Sorry for the late reply, I've been poking around at it and trying to get things working but without much success. Here is what I've got so far:

• The reason my initial Nginx config wasn't working was because I was binding to a port already in use :facepalm:
• Nginx fails to port forward if the iOS device has SSL enabled (so unfortunately this means the device is passing the password over local wifi in plaintext that is clearly visible through Wireshark)
• The biggest issue here: I cannot get the client to display/load/send any images or attachments (cached ones still display properly). In my Nginx logs I am seeing a 501 error:

  192.168.86.1 - - [06/Mar/2021:15:39:27 -0500] "GET /attachments?path=%2Fvar%2Fmobile%2FLibrary%2FSMS%2FAttachments%2F26%2F06%2F432B949F-A797-4C28-990E-926731361845%2FIMG_2066.JPG&type=image%2Fjpeg&auth=myPasswordForWebMessage&transcode=1 HTTP/1.1" 501 22 "-" "Mozilla/5.0 (X11; Linux x86_64) AppleWebKit/537.36 (KHTML, like Gecko) webmessage/0.6.0 Chrome/83.0.4103.122 Electron/9.4.0 Safari/537.36"

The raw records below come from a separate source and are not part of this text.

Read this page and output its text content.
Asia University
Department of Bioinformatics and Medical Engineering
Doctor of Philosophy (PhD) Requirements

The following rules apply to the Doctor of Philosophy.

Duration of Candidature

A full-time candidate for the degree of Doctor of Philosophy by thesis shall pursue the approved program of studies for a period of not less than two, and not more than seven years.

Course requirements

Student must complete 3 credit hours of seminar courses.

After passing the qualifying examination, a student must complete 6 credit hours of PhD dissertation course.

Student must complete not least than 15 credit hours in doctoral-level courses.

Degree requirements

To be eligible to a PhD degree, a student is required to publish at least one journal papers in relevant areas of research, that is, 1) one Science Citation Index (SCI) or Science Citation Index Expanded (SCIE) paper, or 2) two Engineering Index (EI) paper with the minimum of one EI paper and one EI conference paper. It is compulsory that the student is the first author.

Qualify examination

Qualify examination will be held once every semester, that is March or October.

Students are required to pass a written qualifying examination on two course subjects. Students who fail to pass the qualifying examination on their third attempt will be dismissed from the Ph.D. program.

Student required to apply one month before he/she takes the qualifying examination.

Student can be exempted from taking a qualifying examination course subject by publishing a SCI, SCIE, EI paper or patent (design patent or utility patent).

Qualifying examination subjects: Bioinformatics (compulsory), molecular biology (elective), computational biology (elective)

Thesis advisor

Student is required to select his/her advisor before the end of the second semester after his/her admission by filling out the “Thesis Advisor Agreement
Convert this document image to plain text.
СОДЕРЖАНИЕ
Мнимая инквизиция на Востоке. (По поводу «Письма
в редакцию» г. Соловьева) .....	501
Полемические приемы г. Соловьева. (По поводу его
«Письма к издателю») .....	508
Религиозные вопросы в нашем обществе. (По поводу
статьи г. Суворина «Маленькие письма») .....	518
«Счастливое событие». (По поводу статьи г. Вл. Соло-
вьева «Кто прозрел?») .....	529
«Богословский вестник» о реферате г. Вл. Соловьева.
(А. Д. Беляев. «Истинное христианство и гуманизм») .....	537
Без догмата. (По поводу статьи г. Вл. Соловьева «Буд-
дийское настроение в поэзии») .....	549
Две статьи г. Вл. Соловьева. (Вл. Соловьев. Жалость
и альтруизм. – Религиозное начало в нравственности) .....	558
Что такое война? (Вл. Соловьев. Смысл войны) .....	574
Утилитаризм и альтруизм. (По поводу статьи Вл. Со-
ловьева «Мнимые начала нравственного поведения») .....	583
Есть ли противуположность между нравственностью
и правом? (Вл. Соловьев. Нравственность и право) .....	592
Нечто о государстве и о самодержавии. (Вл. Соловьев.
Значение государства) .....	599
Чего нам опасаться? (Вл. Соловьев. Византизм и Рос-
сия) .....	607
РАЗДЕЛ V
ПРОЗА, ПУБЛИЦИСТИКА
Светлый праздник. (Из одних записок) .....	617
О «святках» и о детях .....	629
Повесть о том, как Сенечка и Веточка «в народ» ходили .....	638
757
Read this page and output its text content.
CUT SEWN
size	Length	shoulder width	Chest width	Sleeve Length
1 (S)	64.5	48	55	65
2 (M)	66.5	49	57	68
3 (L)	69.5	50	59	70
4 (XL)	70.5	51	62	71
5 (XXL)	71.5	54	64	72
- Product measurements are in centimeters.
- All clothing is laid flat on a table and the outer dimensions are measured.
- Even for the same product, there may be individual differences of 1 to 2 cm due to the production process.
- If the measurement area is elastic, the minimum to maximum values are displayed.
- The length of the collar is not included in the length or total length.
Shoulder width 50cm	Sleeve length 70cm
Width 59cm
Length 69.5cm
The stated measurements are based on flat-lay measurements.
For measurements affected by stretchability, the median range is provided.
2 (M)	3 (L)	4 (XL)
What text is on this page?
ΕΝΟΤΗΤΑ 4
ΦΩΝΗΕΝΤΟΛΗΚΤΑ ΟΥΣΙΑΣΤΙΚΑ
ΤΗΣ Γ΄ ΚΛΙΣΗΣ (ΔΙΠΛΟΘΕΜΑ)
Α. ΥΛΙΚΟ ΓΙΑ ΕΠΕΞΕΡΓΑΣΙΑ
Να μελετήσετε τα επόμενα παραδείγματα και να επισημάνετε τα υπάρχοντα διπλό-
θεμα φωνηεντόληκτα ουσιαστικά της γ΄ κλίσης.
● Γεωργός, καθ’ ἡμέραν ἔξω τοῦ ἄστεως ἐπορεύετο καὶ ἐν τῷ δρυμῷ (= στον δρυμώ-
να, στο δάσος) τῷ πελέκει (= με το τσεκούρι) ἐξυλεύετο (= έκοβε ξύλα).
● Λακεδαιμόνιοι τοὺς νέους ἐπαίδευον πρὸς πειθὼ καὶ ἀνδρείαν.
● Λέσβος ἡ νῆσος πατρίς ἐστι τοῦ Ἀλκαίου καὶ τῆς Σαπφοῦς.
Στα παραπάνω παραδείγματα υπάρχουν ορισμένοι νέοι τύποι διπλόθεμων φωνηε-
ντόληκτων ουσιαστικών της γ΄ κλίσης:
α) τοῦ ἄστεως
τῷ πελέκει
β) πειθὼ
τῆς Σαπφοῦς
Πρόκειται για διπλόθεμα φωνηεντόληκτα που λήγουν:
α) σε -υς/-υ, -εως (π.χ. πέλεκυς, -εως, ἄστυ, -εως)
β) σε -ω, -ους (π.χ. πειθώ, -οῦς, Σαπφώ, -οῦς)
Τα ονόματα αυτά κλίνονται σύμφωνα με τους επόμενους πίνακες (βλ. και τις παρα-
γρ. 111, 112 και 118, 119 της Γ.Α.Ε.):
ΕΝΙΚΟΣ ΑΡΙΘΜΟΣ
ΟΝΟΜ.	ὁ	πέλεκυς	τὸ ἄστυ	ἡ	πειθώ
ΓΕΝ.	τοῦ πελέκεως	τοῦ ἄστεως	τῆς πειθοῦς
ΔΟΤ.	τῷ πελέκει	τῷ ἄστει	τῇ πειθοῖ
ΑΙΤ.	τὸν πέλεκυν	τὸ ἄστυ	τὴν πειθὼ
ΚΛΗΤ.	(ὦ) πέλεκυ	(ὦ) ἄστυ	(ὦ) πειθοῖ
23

• Furthermore, the client is unable to send messages, but for some reason it can receive them.
• If I turn SSL off on the server, it does not change anything on the client side, nor in the transmission of data. (ie: somehow, when SSL is off on the server, the packets sending from the client to the server are still encrypted (or maybe just heavily obsfucated?). This means that if I turn off SSL on the client device, I can see the HTTP request to establish a TCP connection with the server over the public internet, including the password in plain text. If I turn SSL on the client on, it is instead a TLS connection HELLO message which is either encrypted or obsfucated? Regardless of whether I turn the Nginx server's SSL on or not, the two above observations hold true, which is strange, since I would expect SSL to have been dependent on the server's key. BTW this is all with the iOS device having SSL off. However, here's where things get interesting: regardless of whether or not server-side Ngninx SSL is on or not, the client device will only connect if it has SSL turned on.

So, to recap:

• SSL configuration in the server-side appears to have no bearing on the encryption of communication between the client and iOS server.
• The client is unable to connect to the server via Nginx if its SSL is off, although it will make requests with the password visible in an HTTP request (connection requests with a visible password over HTTP are to be expected if SSL is off client side, however these connection requests should be upgraded if the server has SSL turned on. Instead they are not and the connection fails).
• Regardless of the configuration setup, images/attachments are unable to sent and received from the client, and text messages (and tapbacks, etc) can only be received. The client fails to send ANY data to the server.
• This was all tested on 0.5.2 on the iOS tweak, and on both versions 0.5.2 and 0.6.0 on the client.

Let me know what other error messages or debug logs I can get to you!

[sgtaziz]

If you will be using SSL on your proxy, you really don't need SSL on the tweak itself. Though the authorization pass in the GET request can pose a security risk, which is something I overlooked.

For the root of the problem, I want to focus on the client device will only connect if it has SSL turned on. SSL on your tweak should be disabled if using a proxy is your goal, so I'm glad you got that down! As far as testing, I think it would be better to test through a browser (same IP/port into your browser, https/http respectively) If http does not work, then your SSL is on. This definitely has something to do with your nginx setup if that's the case, so would be ideal to check that.

For the 501 error, that is definitely an nginx-related issue again. Sounds like nginx isn't able to accept the blob data. Unfortunately it is currently difficult for me to setup a proxy to help test; however, I will try to update you as soon as I am able to give it a go!